Bozen, Göttingen, 15. August 2025

Kurz vor der Präsidentschaftswahl in Bolivien warnt die Gesellschaft für bedrohte Völker (GfbV), dass indigene Lebensweisen in dem plurinationalen Staat nach der Wahl noch stärker unter Druck geraten könnten. Etwa die Hälfte der bolivianischen Bevölkerung gehört einem der 36 anerkannten Indigenen Völker an. „Diese Wahl ist eine Richtungsentscheidung: Entweder Bolivien bekennt sich glaubwürdig zu Verfassung, Gerechtigkeit und Nachhaltigkeit – oder das Projekt der Plurinationalität wird scheitern“, sagt Königshausen, Referent für Indigene Völker bei der GfbV.
„Der illegale Goldabbau, Waldbrände, die Ausweitung von Agrarflächen und Palmölprojekte bedrohen indigene Territorien und die dort lebenden Gemeinschaften“, erklärt Königshausen. Obwohl die bolivianische Verfassung die Rechte Indigener Völker und den Schutz der Umwelt garantiert, ignorieren staatliche Stellen entsprechende Gerichtsurteile. „Die Untätigkeit der Regierung, beispielsweise bei der illegalen Goldförderung in den Flüssen Beni und Madre de Dios ist ein eklatanter Bruch rechtsstaatlicher Prinzipien mit Symbolcharakter“, warnt der Menschenrechtler. Durch den Einsatz von Quecksilber beim Goldabbau werden Boden und Wasser verseucht. Die gesundheitlichen Folgen sind verheerend: Laut einem Gutachten der indigenen Organisation CPILAP (Central de Pueblos Indígenas de La Paz) wurde bei 74,5 Prozent der Menschen in indigenen Gemeinschaften in ihrem Territorium der medizinisch unbedenkliche Wert für Quecksilber im Körper überschritten. Obwohl ein Gerichtsurteil 2023 die Aussetzung illegaler Bergbautätigkeiten in dem Gebiet anordnete, laufen diese unvermindert weiter.

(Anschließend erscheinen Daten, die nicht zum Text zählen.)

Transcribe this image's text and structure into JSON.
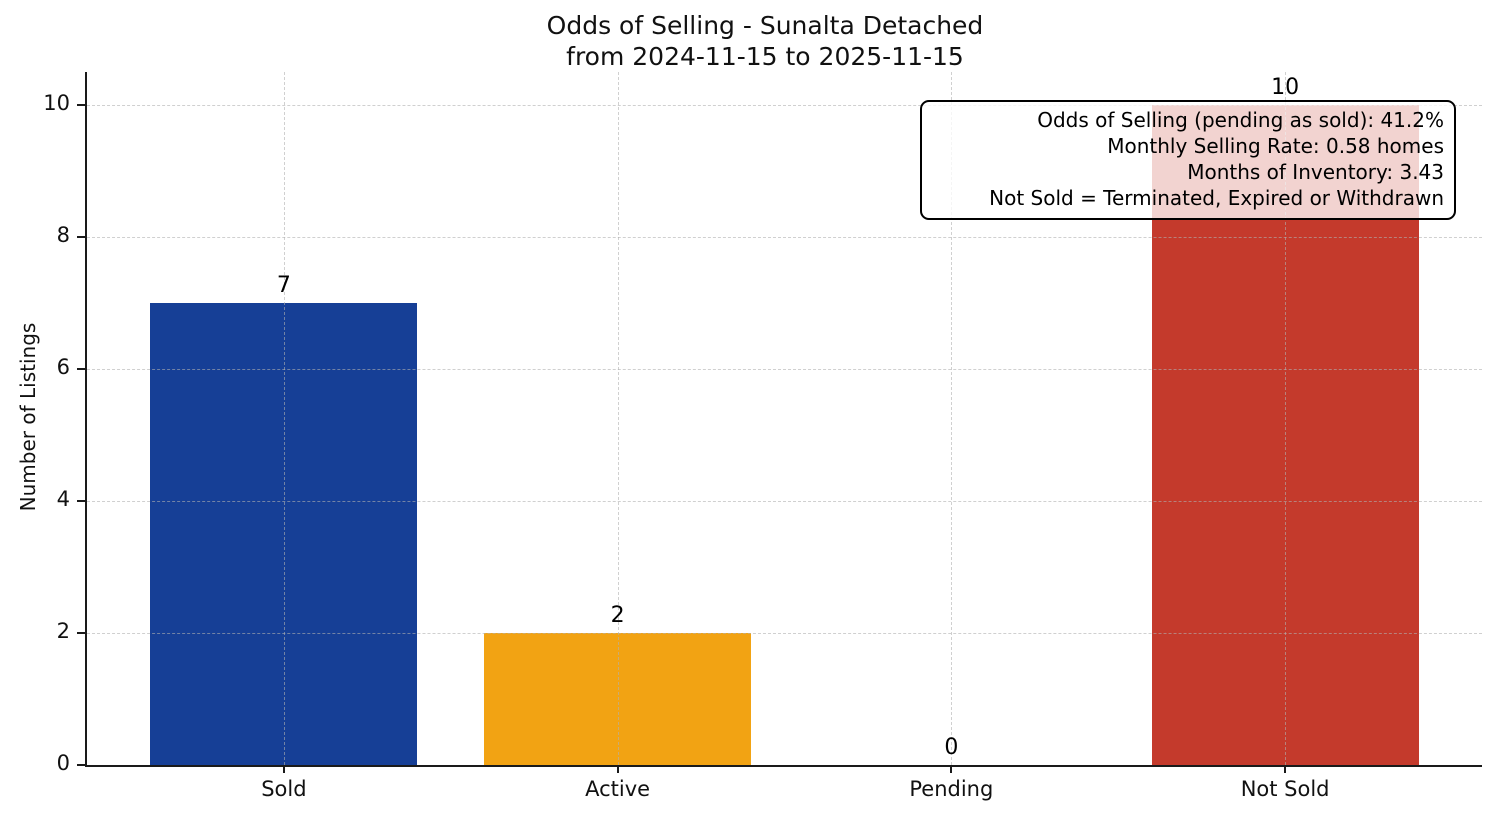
{
  "chart_data": {
    "type": "bar",
    "title": "Odds of Selling - Sunalta Detached\nfrom 2024-11-15 to 2025-11-15",
    "title_lines": [
      "Odds of Selling - Sunalta Detached",
      "from 2024-11-15 to 2025-11-15"
    ],
    "xlabel": "",
    "ylabel": "Number of Listings",
    "categories": [
      "Sold",
      "Active",
      "Pending",
      "Not Sold"
    ],
    "values": [
      7,
      2,
      0,
      10
    ],
    "value_labels": [
      "7",
      "2",
      "0",
      "10"
    ],
    "bar_colors": [
      "#163f96",
      "#f2a313",
      "#808080",
      "#c43a2c"
    ],
    "ylim": [
      0,
      10.5
    ],
    "yticks": [
      0,
      2,
      4,
      6,
      8,
      10
    ],
    "grid": "dashed gray, horizontal and vertical, drawn over bars",
    "legend": "none",
    "annotation_lines": [
      "Odds of Selling (pending as sold): 41.2%",
      "Monthly Selling Rate: 0.58 homes",
      "Months of Inventory: 3.43",
      "Not Sold = Terminated, Expired or Withdrawn"
    ],
    "colors": {
      "axis": "#1a1a1a",
      "grid": "#b0b0b0",
      "annotation_border": "#000000",
      "annotation_background": "rgba(255,255,255,0.78)",
      "text": "#111111"
    }
  }
}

„Dies ist Ausdruck einer fundamentalen Krise, die im aktuellen Wahlkampf kaum thematisiert wird und eine bedrohliche politische Leerstelle darstellt. Die ökonomische Krise überschattet alles, doch statt die Probleme grundlegend und nachhaltig anzugehen, halten alle Präsidentschaftskandidaten an einer Fortführung ausbeutender Wirtschaftsmodelle in Form von Bergbau und Monokulturen fest“, kritisiert Königshausen. Damit bleibe ein zentrales Versprechen des Plurinationalstaats in Bolivien unerfüllt: der gleichberechtigte Schutz verschiedener Weltanschauungen, Rechte und Lebensweisen, insbesondere indigener Kulturen und ihrer natürlichen Lebensgrundlagen.
Die GfbV ruft die kommende bolivianische Regierung dazu auf, indigene Rechte zu schützen, das Urteil zum Stopp illegaler Bergbautätigkeiten unverzüglich umzusetzen und extraktivistische Zugriffe auf indigene Territorien zu beenden. Zudem müsse die Regierung garantieren, dass die indigene Organisation CPILAP eine aktive Rolle im nationalen Quecksilberplan bekommt.